In the Spirit of Dornford Yates


            It took my sister, Susan, to remind me that although my mystery-thriller, The McHenry Inheritance, carries an inscription that it is written “In the spirit of Dornford Yates,” I have yet to write about him. Susan wanted to know who he was, so here goes.
            The literary critic Cyril Connolly once wrote, “Sometimes, at great garden parties, literary luncheons, or in the quiet of an exclusive gunroom, a laugh rings out. The sad, formal faces for a moment relax and a smaller group is formed within the larger. They are the admirers of Dornford Yates, who have found out each other. We are badly organized, we know little about ourselves and next to nothing about our hero, but we appreciate fine writing when we come across it, and a wit that is ageless, united to a courtesy that is extinct.”
            Dornford Yates was the pen name of Cecil William Mercer (1885-1960), a British lawyer, who took it from the birth surnames of his two grandmothers. In his twenties and thirties he wrote a series of high-society romance-comedies that were well received. After two decades of that, his writing took an abrupt turn.

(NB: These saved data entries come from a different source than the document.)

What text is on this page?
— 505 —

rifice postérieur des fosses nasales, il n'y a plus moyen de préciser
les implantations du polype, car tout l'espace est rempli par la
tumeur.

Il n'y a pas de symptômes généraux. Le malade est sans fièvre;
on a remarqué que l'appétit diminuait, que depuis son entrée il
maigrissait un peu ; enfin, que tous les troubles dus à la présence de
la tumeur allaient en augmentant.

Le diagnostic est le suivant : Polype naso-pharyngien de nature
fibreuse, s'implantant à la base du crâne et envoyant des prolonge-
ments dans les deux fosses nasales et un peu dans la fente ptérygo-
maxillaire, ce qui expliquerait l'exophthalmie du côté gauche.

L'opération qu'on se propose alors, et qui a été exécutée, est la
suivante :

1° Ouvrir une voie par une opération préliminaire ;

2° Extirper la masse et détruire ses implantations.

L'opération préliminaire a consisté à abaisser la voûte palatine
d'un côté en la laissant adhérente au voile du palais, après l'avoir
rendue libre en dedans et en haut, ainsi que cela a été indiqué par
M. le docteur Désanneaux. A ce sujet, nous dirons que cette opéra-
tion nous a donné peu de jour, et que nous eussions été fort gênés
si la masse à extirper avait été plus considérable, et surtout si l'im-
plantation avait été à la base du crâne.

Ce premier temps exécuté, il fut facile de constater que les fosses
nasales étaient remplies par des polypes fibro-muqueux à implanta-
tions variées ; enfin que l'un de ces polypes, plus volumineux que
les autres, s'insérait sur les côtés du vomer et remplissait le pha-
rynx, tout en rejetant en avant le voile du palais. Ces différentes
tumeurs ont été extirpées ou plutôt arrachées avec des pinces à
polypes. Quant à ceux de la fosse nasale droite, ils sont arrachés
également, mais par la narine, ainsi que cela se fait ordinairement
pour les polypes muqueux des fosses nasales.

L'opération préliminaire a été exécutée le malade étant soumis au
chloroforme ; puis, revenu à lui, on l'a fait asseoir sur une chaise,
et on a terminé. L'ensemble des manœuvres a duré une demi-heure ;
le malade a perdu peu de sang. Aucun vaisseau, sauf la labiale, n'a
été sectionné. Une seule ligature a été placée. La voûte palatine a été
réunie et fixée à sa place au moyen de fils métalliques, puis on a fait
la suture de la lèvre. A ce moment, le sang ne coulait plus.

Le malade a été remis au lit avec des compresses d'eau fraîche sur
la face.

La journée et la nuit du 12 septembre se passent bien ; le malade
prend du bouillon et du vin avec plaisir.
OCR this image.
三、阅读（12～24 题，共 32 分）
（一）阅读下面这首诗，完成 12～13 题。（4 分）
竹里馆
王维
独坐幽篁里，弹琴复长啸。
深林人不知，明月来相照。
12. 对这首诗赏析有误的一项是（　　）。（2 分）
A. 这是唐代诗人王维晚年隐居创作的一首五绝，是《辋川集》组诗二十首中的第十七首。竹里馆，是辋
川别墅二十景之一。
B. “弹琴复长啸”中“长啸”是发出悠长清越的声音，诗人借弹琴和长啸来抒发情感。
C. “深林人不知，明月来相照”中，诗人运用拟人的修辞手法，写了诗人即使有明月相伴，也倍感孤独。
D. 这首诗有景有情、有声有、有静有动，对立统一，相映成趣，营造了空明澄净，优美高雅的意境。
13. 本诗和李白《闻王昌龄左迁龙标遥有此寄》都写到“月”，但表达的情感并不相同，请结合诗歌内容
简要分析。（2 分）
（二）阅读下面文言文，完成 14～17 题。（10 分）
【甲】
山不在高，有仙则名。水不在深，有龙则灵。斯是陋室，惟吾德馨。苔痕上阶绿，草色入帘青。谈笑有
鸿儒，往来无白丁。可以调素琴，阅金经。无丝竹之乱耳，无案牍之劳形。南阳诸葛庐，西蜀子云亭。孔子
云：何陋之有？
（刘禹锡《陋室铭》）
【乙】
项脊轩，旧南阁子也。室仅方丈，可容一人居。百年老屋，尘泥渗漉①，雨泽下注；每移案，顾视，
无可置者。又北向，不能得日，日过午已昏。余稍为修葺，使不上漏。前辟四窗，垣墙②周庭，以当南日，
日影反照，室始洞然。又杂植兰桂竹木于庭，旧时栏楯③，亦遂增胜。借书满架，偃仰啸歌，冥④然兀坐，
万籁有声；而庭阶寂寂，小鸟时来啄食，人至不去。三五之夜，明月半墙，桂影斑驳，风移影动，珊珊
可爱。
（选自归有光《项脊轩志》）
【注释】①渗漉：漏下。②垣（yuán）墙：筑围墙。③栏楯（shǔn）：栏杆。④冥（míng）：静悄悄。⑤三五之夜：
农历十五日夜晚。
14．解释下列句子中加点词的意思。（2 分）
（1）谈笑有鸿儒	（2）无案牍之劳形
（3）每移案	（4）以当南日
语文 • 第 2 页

Taking a Nap in the Wrong Place

            In 1927 he wrote his first thriller, Blind Corner. It begins with young Richard Chandos, headed back to England after a stay in Biarritz, pulling off the road for lunch, taking a nap, and waking up to witness a murder. The dying man asks Chandos to take his Alsatian dog, and in the dog’s collar is the secret to a treasure concealed near an Austrian castle.
            Chandos, along with his friends George Hanbury and Jonah Mansel, decide to follow the lead from the dog collar. In doing so, after considerable running about in the Austrian countryside, they encounter the murderer of the dog’s owner and a vicious gang, led by a man with an unusual name, intent on claiming the treasure for itself. As the book’s dust jacket says, “What started out as a high-spirited jaunt (turns) into a desperate battle for survival.”
            I dedicated my book to the spirit of Yates because it features a well-heeled young man on a holiday who stumbles across a murder, encounters a menacing gang, led by a man with an unusual name, and does a considerable amount of running around in the High Sierra countryside. I wouldn’t push the similarity any farther than that, other than to say that there is a literary tradition within the mystery/suspense genre on which my book draws.

She Fell Among Thieves

            My discovery of Yates occurred at a bookstore in London in March 1990. At the time he was out of print in America, but Perennial Books subsequently reissued a few of his titles here. His thrillers, as well as some of his comedy-romances are available on Amazon and Kindle.
            If you’re inclined to give him a try, my recommendation would be to start with She Fell Among Thieves. It has his best villain, a diabolical woman named Vanity Fair, a great story, and lush descriptions of the French Pyrenees (where Yates lived for a number of years) that will make you want to whip out your iPhone and book a flight.
            A word of caution if you go that route (reading Yates, not traveling to the Pyrenees): His politics are a bit, how shall we say this, reactionary, and some of the social attitudes are cringingly out of date. Those things are a small part of his books and, in my view, a small price to pay for the good stories and good writing they deliver.